Mr Roe added that senior officers had ‘received more detailed training’, while all station commanders have had ‘face-to-face briefings on how to respond to a rapidly spreading high-rise fire’ like Grenfell. Crews meanwhile have received training on fire safety in high rise blocks that ‘would feed into their response’ to such a fire, but deputy committee chairman Susan Hall called the developments ‘really worrying’.

The news outlet claimed that the comments added to a ‘concerning picture of training’ at LFB after the recent report from Her Majesty’s Inspectorate for the Constabulary and Fire and Rescue Service (HMICFRS), which had said LFB had been ‘slow to implement’ changes required post Grenfell. It pointed out that Mr Roe has accepted the need for ‘transformational change’, and that it was a ‘tragedy’ that it had taken Grenfell to be the ‘catalyst’ for this change.

Additionally, the news outlet pointed out, he has ‘pushed ahead with a new plan to implement the recommendations’ of both the HMICFRS report and the first phase report from the Grenfell inquiry, and ‘crucially’ he had stated all officers would receive ‘face-to-face’ training on LFB’s new high rise policy set to be signed off next week.

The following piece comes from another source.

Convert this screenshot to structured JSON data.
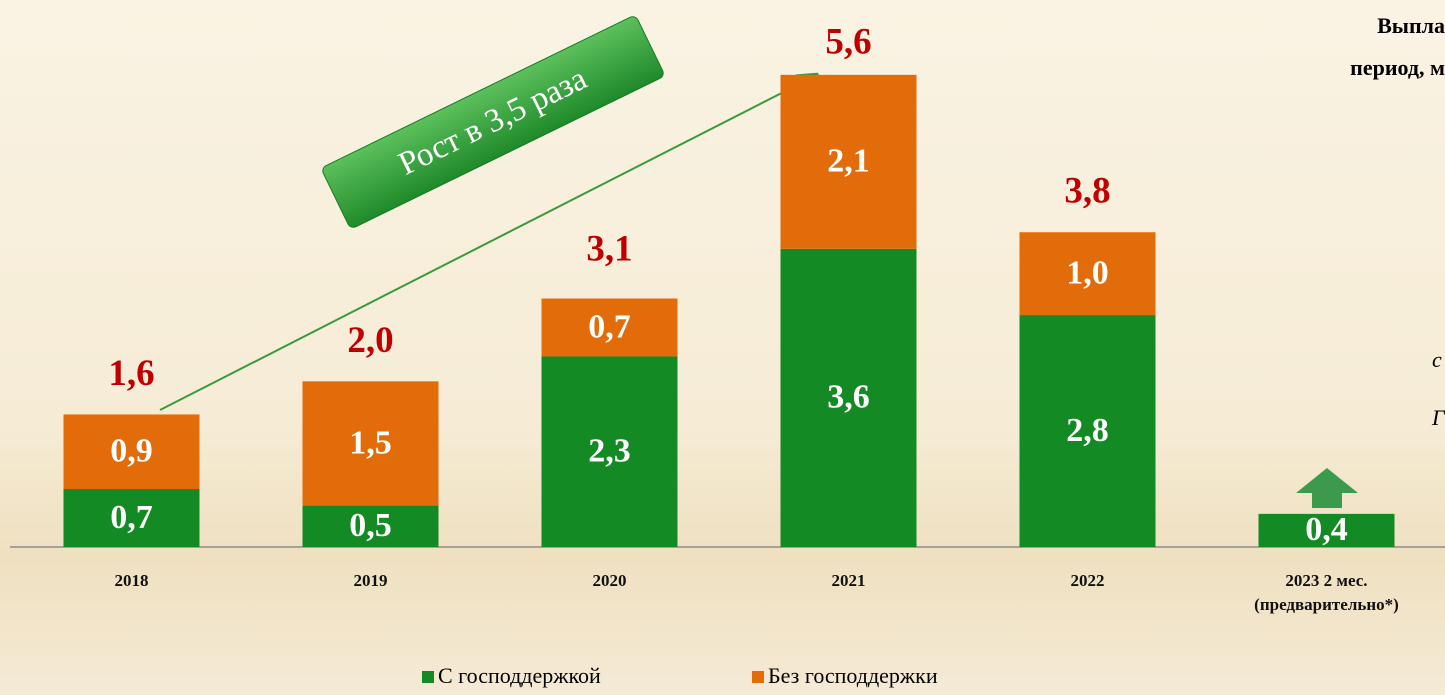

On his personal response to attending the fire – at which he was responsible for abandoning stay put – Mr Roe commented: ‘I stood in front of that tower, and looked at a boxing club I’d been in many times before, that exemplified everything good about uniting London communities, burning to the ground. I saw the bodies of men women and children come out of the block of [the] high rise.

‘I committed hundreds of firefighters at great personal risk. I can’t undo what happened at Grenfell. But what I can tell you is my personal connection to that made me feel immediately the sadness of what I saw it do to a bit of London, to a community – and I will work tirelessly to change that.’